I love that quote. Most of you who read it will get a bit of an adrenaline rush pulsing through your veins. You may even find yourself saying it out loud, pushing your shoulders back a bit while voicing a ‘hell yeah’, followed by a fist to the air. Then, within seconds, that belly punch happens, followed by, “Well, I kinda believe that, but things haven’t worked out that well for me”.


We start to go down the list of what ‘hasn’t’ instead of running with the ‘what can’.


Let’s start with some grace for yourself. If you were alone in this thought process, this content wouldn’t need to be written. It is a scientific fact that we can go downhill faster than going up a hill. Momentum is behind us. Patterns push us faster and faster. Comfortability. Ease of movement. It doesn’t take much ‘oomph’ to go downhill.

Now uphill is another story. We need to prepare for that one. Onward and upward comes with a burn in our muscles. We can see the goal-line ahead of us, but it always seems to be farther away than when we first started out. We hear ourselves confirming that it would be so much easier to just turn around and coast back downhill. After all, I moved a little forward, doesn’t that count for something?

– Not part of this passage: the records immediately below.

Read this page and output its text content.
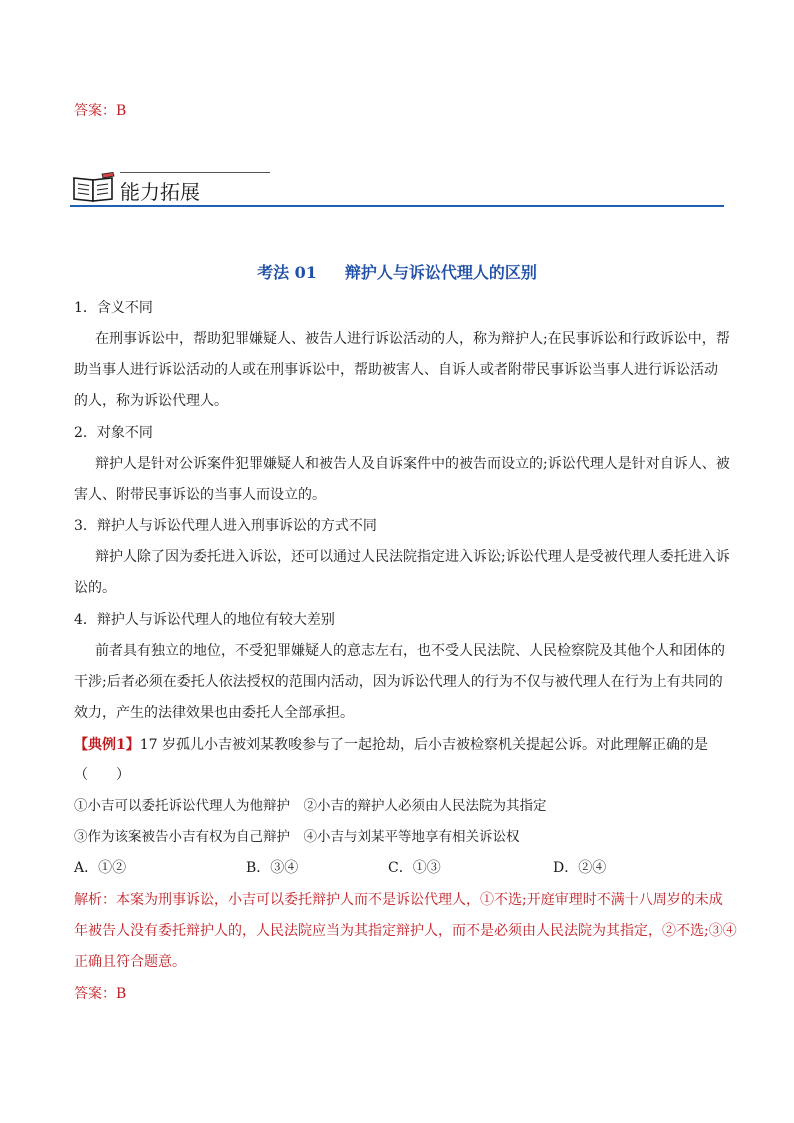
答案：B
能力拓展
考法 01 辩护人与诉讼代理人的区别
1．含义不同
在刑事诉讼中，帮助犯罪嫌疑人、被告人进行诉讼活动的人，称为辩护人;在民事诉讼和行政诉讼中，帮
助当事人进行诉讼活动的人或在刑事诉讼中，帮助被害人、自诉人或者附带民事诉讼当事人进行诉讼活动
的人，称为诉讼代理人。
2．对象不同
辩护人是针对公诉案件犯罪嫌疑人和被告人及自诉案件中的被告而设立的;诉讼代理人是针对自诉人、被
害人、附带民事诉讼的当事人而设立的。
3．辩护人与诉讼代理人进入刑事诉讼的方式不同
辩护人除了因为委托进入诉讼，还可以通过人民法院指定进入诉讼;诉讼代理人是受被代理人委托进入诉
讼的。
4．辩护人与诉讼代理人的地位有较大差别
前者具有独立的地位，不受犯罪嫌疑人的意志左右，也不受人民法院、人民检察院及其他个人和团体的
干涉;后者必须在委托人依法授权的范围内活动，因为诉讼代理人的行为不仅与被代理人在行为上有共同的
效力，产生的法律效果也由委托人全部承担。
【典例1】17 岁孤儿小吉被刘某教唆参与了一起抢劫，后小吉被检察机关提起公诉。对此理解正确的是
（　　）
①小吉可以委托诉讼代理人为他辩护　②小吉的辩护人必须由人民法院为其指定
③作为该案被告小吉有权为自己辩护　④小吉与刘某平等地享有相关诉讼权
A．①②	B．③④	C．①③	D．②④
解析：本案为刑事诉讼，小吉可以委托辩护人而不是诉讼代理人，①不选;开庭审理时不满十八周岁的未成
年被告人没有委托辩护人的，人民法院应当为其指定辩护人，而不是必须由人民法院为其指定，②不选;③④
正确且符合题意。
答案：B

Then we stop. This is the danger zone. We see what is ahead. We see what is behind. And both places cause internal fear. So we freeze in place. That’s usually where I find most of my clients. Frozen in place. We have decided in our head that this is the safest place to be, but when that freeze sets in, woah to the toes! Frostbite of the mind sets in quick!



Ok. We acknowledge that fact. What do we do about it? Here are three simple steps to thaw out the freeze.

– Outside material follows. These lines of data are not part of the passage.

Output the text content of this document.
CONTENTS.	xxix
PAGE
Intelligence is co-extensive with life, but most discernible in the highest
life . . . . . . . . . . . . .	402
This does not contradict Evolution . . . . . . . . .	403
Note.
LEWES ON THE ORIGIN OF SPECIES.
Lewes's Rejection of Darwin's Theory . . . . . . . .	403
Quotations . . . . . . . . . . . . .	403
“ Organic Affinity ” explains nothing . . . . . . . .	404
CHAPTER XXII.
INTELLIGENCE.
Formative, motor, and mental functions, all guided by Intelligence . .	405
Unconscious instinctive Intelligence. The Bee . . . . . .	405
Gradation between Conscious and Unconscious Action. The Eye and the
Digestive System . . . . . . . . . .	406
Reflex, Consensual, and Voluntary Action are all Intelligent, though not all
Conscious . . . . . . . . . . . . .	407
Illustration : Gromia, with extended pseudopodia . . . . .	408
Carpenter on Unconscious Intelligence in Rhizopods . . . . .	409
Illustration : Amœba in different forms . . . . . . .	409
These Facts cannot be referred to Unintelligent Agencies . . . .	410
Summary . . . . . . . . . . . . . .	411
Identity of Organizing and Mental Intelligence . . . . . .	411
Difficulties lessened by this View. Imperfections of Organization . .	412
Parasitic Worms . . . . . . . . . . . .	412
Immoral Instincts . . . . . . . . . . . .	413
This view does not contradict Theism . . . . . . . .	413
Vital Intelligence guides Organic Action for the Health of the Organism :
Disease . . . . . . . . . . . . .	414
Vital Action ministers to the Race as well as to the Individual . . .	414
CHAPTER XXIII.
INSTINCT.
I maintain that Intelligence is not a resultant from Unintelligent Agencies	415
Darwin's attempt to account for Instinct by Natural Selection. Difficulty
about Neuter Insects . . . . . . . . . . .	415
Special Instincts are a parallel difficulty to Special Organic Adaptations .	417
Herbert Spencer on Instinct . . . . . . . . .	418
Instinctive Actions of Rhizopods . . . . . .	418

1. Move. Yes, moving forward is optimal, but moving backward is also an action. We continually hear about forward movement and how that’s the only step we can take. But have you watched a football game lately? Sometimes, the receiver needs to take some steps backward to find an open spot to move forward. The same strategy works when we are frozen in place. Stepping backward to find that open field, then putting our eyes on the opening, then moving forward, can produce muscle memory that will take us towards the goal. The key word is movement.


2. Track your footprints. Looking at where you have been and where you have stepped, whether it was good, bad, ugly, or awesome, can assure you that you have always come through to the other side. If you have breath, then there is nothing that was too hard, too bad, or too ugly to move through. You did it. Yes, there may be some war scars, but you made it. You are still breathing. Remember that. Also, remember the exhilarating feeling of the good and the awesome. Those great hot footprints that led you through a challenge to a win! Count those ‘tiny wins’. They help with muscle memory. Then lay out a plan and draw footprints to walk into. Then step into them one at a time until you reach your goal.

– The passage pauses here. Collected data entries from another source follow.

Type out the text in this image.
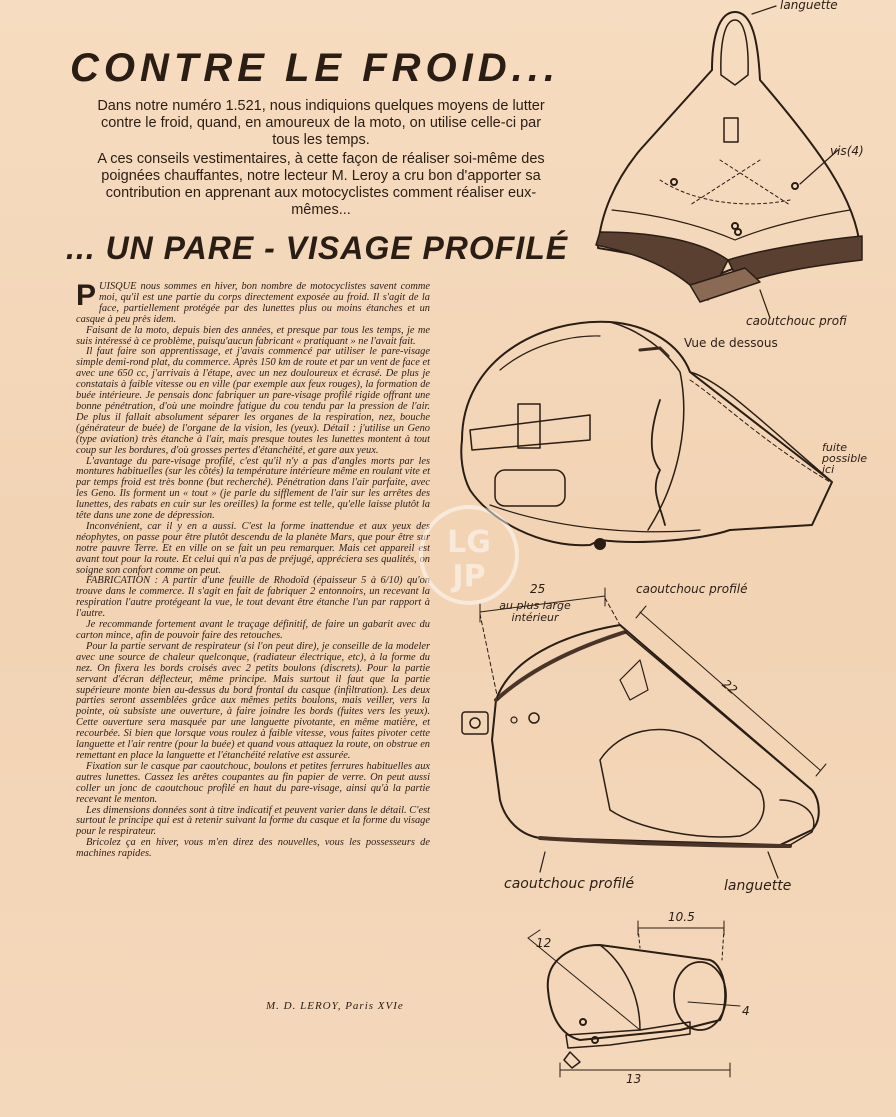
CONTRE LE FROID...

Dans notre numéro 1.521, nous indiquions quelques moyens de lutter contre le froid, quand, en amoureux de la moto, on utilise celle-ci par tous les temps.

A ces conseils vestimentaires, à cette façon de réaliser soi-même des poignées chauffantes, notre lecteur M. Leroy a cru bon d'apporter sa contribution en apprenant aux motocyclistes comment réaliser eux-mêmes...

... UN PARE - VISAGE PROFILÉ

PUISQUE nous sommes en hiver, bon nombre de motocyclistes savent comme moi, qu'il est une partie du corps directement exposée au froid. Il s'agit de la face, partiellement protégée par des lunettes plus ou moins étanches et un casque à peu près idem.

Faisant de la moto, depuis bien des années, et presque par tous les temps, je me suis intéressé à ce problème, puisqu'aucun fabricant « pratiquant » ne l'avait fait.

Il faut faire son apprentissage, et j'avais commencé par utiliser le pare-visage simple demi-rond plat, du commerce. Après 150 km de route et par un vent de face et avec une 650 cc, j'arrivais à l'étape, avec un nez douloureux et écrasé. De plus je constatais à faible vitesse ou en ville (par exemple aux feux rouges), la formation de buée intérieure. Je pensais donc fabriquer un pare-visage profilé rigide offrant une bonne pénétration, d'où une moindre fatigue du cou tendu par la pression de l'air. De plus il fallait absolument séparer les organes de la respiration, nez, bouche (générateur de buée) de l'organe de la vision, les (yeux). Détail : j'utilise un Geno (type aviation) très étanche à l'air, mais presque toutes les lunettes montent à tout coup sur les bordures, d'où grosses pertes d'étanchéité, et gare aux yeux.

L'avantage du pare-visage profilé, c'est qu'il n'y a pas d'angles morts par les montures habituelles (sur les côtés) la température intérieure même en roulant vite et par temps froid est très bonne (but recherché). Pénétration dans l'air parfaite, avec les Geno. Ils forment un « tout » (je parle du sifflement de l'air sur les arrêtes des lunettes, des rabats en cuir sur les oreilles) la forme est telle, qu'elle laisse plutôt la tête dans une zone de dépression.

Inconvénient, car il y en a aussi. C'est la forme inattendue et aux yeux des néophytes, on passe pour être plutôt descendu de la planète Mars, que pour être sur notre pauvre Terre. Et en ville on se fait un peu remarquer. Mais cet appareil est avant tout pour la route. Et celui qui n'a pas de préjugé, appréciera ses qualités, on soigne son confort comme on peut.

FABRICATION : A partir d'une feuille de Rhodoïd (épaisseur 5 à 6/10) qu'on trouve dans le commerce. Il s'agit en fait de fabriquer 2 entonnoirs, un recevant la respiration l'autre protégeant la vue, le tout devant être étanche l'un par rapport à l'autre.

Je recommande fortement avant le traçage définitif, de faire un gabarit avec du carton mince, afin de pouvoir faire des retouches.

Pour la partie servant de respirateur (si l'on peut dire), je conseille de la modeler avec une source de chaleur quelconque, (radiateur électrique, etc), à la forme du nez. On fixera les bords croisés avec 2 petits boulons (discrets). Pour la partie servant d'écran déflecteur, même principe. Mais surtout il faut que la partie supérieure monte bien au-dessus du bord frontal du casque (infiltration). Les deux parties seront assemblées grâce aux mêmes petits boulons, mais veiller, vers la pointe, où subsiste une ouverture, à faire joindre les bords (fuites vers les yeux). Cette ouverture sera masquée par une languette pivotante, en même matière, et recourbée. Si bien que lorsque vous roulez à faible vitesse, vous faites pivoter cette languette et l'air rentre (pour la buée) et quand vous attaquez la route, on obstrue en remettant en place la languette et l'étanchéité relative est assurée.

Fixation sur le casque par caoutchouc, boulons et petites ferrures habituelles aux autres lunettes. Cassez les arêtes coupantes au fin papier de verre. On peut aussi coller un jonc de caoutchouc profilé en haut du pare-visage, ainsi qu'à la partie recevant le menton.

Les dimensions données sont à titre indicatif et peuvent varier dans le détail. C'est surtout le principe qui est à retenir suivant la forme du casque et la forme du visage pour le respirateur.

Bricolez ça en hiver, vous m'en direz des nouvelles, vous les possesseurs de machines rapides.

M. D. LEROY, Paris XVIe

languette

vis(4)

caoutchouc profi

Vue de dessous

fuite possible ici

25

au plus large intérieur

caoutchouc profilé

22

caoutchouc profilé	languette

10.5

12

4

13

LG
JP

3. Partner up. Imagine literally being stuck on an icy road. You have tried everything you can think of, but your car is not moving anywhere. As you look at your gas tank, you gauge how much time you have before things go awry for real. So what do you do? You call someone. Whether it is a husband, triple-A, emergency services, or a friend, you partner up with someone to help you get out of this chilly situation. I believe with all that I am, that we were not created to always create alone. The same goes when we are in real need. You may be stuck writing your book; phone a friend, read a couple of pages, ask them to listen as you flesh out a character. You are setting up your website and that slogan just doesn’t fit in the right slot of your vision; hire a consultant to troubleshoot your ideas. Your marriage has some slippery slopes; bring in a coach to help you talk through it as a couple.


Starting is the key. Use these 3 steps to bring in the warmth when you are stuck.